In the course of my research into radiation accidents, I came across one category called “Red Oil Fires” which had occurred at Savannah River, Hanford, and the Tomsk nuclear complex in Russia (a hot part of Siberia if there ever was one).  It was only in reading closely, that I realized that what the accident report was calling “red oil” was the same mix of chemicals used in the PUREX process.

There was a handy safety tip my radiochemistry teacher neglected to share. Below 130C, All Is Well Citizen! Above 130C…remember the Murrah Building? That’s right, if you get it too hot – oh, and the mixture is self-heating – the “red oil” mixture can detonate. Of course, since you are using this to separate plutonium and uranium, it is an explosion full of radioactive delights. I believe this would qualify as a radiologic dispersal device.

One would assume that these accidents could be prevented by keeping a cooling jacket of some sort on the system, or that there was a shut off for the mixers that would stop agitating the chemicals so that it could simmer down, or that there was some kind of ventilation thingee to take away the splody vapors. These would be good assumptions. Such things do exist. They do, however, need to be working and/or actually turned on by personnel.
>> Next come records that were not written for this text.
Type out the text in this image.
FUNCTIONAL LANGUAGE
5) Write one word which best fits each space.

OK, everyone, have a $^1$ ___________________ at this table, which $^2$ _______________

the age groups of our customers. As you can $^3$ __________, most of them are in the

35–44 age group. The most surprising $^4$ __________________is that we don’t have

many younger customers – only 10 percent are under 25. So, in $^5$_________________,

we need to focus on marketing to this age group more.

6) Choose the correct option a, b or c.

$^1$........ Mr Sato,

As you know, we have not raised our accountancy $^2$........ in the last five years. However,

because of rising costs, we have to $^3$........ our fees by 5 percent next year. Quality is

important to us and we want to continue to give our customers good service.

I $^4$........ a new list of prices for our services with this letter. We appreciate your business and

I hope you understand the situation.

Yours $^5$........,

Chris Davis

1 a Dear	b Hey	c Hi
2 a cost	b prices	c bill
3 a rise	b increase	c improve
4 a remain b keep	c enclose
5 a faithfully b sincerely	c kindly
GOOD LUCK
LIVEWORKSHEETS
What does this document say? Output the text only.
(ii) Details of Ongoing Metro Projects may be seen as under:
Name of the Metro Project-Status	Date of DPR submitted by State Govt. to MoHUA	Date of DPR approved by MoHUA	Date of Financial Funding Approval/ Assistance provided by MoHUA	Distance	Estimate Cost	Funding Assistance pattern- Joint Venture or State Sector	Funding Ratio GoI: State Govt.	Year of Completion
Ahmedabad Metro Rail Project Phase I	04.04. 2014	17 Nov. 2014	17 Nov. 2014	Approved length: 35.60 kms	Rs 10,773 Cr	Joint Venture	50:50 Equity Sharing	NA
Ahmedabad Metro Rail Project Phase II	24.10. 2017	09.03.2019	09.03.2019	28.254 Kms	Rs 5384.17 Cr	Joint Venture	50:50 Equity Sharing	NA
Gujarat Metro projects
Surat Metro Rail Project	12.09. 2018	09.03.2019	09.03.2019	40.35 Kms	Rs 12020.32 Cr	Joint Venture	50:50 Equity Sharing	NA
The good news is that there have been precious few of these accidents (4 total that I’ve found so far).  The bad news is that one of them, the one at Tomsk in 1993, gets compared with Chernobyl contamination-wise.
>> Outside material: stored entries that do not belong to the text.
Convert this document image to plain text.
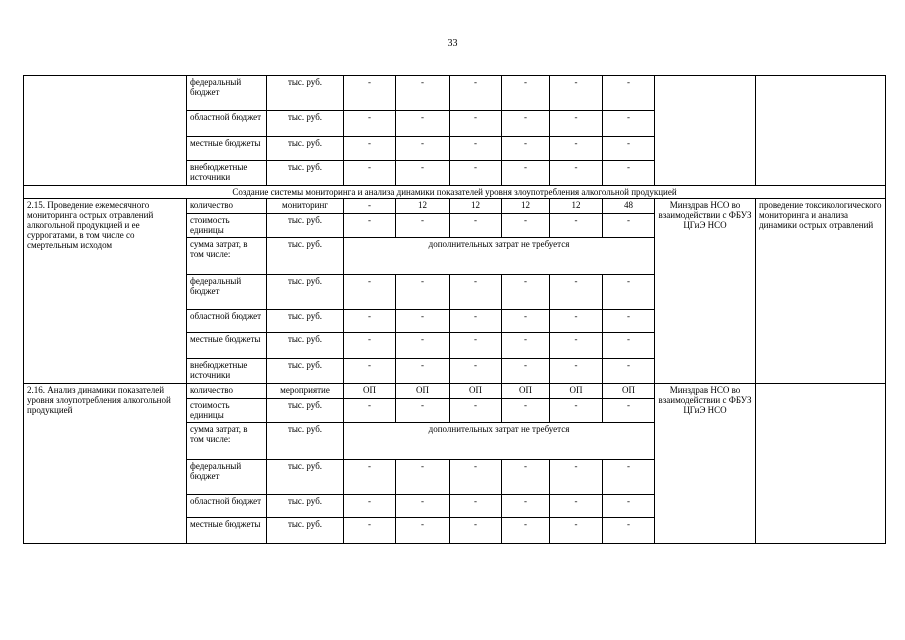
33
	федеральный бюджет	тыс. руб.	-	-	-	-	-	-		
	областной бюджет	тыс. руб.	-	-	-	-	-	-		
	местные бюджеты	тыс. руб.	-	-	-	-	-	-		
	внебюджетные источники	тыс. руб.	-	-	-	-	-	-		
Создание системы мониторинга и анализа динамики показателей уровня злоупотребления алкогольной продукцией										
2.15. Проведение ежемесячного мониторинга острых отравлений алкогольной продукцией и ее суррогатами, в том числе со смертельным исходом	количество	мониторинг	-	12	12	12	12	48	Минздрав НСО во взаимодействии с ФБУЗ ЦГиЭ НСО	проведение токсикологического мониторинга и анализа динамики острых отравлений
	стоимость единицы	тыс. руб.	-	-	-	-	-	-		
	сумма затрат, в том числе:	тыс. руб.	дополнительных затрат не требуется							
	федеральный бюджет	тыс. руб.	-	-	-	-	-	-		
	областной бюджет	тыс. руб.	-	-	-	-	-	-		
	местные бюджеты	тыс. руб.	-	-	-	-	-	-		
	внебюджетные источники	тыс. руб.	-	-	-	-	-	-		
2.16. Анализ динамики показателей уровня злоупотребления алкогольной продукцией	количество	мероприятие	ОП	ОП	ОП	ОП	ОП	ОП	Минздрав НСО во взаимодействии с ФБУЗ ЦГиЭ НСО	
	стоимость единицы	тыс. руб.	-	-	-	-	-	-		
	сумма затрат, в том числе:	тыс. руб.	дополнительных затрат не требуется							
	федеральный бюджет	тыс. руб.	-	-	-	-	-	-		
	областной бюджет	тыс. руб.	-	-	-	-	-	-		
	местные бюджеты	тыс. руб.	-	-	-	-	-	-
There is another hazard that comes with PUREX that is peculiar to uranium and plutonium: Criticality. The whole point of PUREX is to concentrate uranium and plutonium.  If you get too much fissile material in one place it, duh, achieves critical mass.  There’s some strange things that happen because this is all in a liquid phase (yes, liquids can go critical).  The key question becomes, “How enriched is the stuff in solution?” This was the question they failed to ask at Tokaimura, September 30th, 1999.

You see, they had developed some processes using PUREX to extract uranium to make reactor fuel. The one they used most often was the one for Low Enriched Uranium (LEU) with is less than 5% 235U. They had another one, that was rarely used, to process Highly Enriched Uranium (HEU), using the same system, which mainly involved a change in how large a batch they made. Both of these processes had been certified and approved by JAEA, Japan’s equivalent to the Department of Energy.

Over a couple of years operation they gotten a lot more business than they started with. Managers came up with a great idea to bump up the size of the LEU batch process that involved a large tub, a big paddle for stirring, and then climbing up a ladder to pour buckets of this solution into a separator tank. They did not consult with safety personnel or the governing body regarding this change.

Then they got their first order for HEU in years. They moved over to another building with an identical set up and got to work using the unapproved process.  When the worker added the fourth bucket of nitric acid with dissolved HEU to the separator within 90 minutes, there was the lethal blue Cherenkov flash that let everyone know a criticality had occurred.

Two died, one of them over a very long unpleasant month, several hundred were exposed, and roughly 300,000 were in harm’s way and “given instruction”.

There was another PUREX criticality that occurred at Hanford just because they turned the mixer speed up too high. Obviously, the fluid started creeping up the walls the faster it was spun. Not so obvious was the fact that as the shape of the fluid changed, so too did its critical mass. X kilograms of nuclear material in solution resting in a tank was fine; one tenth of that was enough to go critical in that nice spun up shape.

Chemistry and radiation is a sticky wicket. Really gotta think about things before you do things.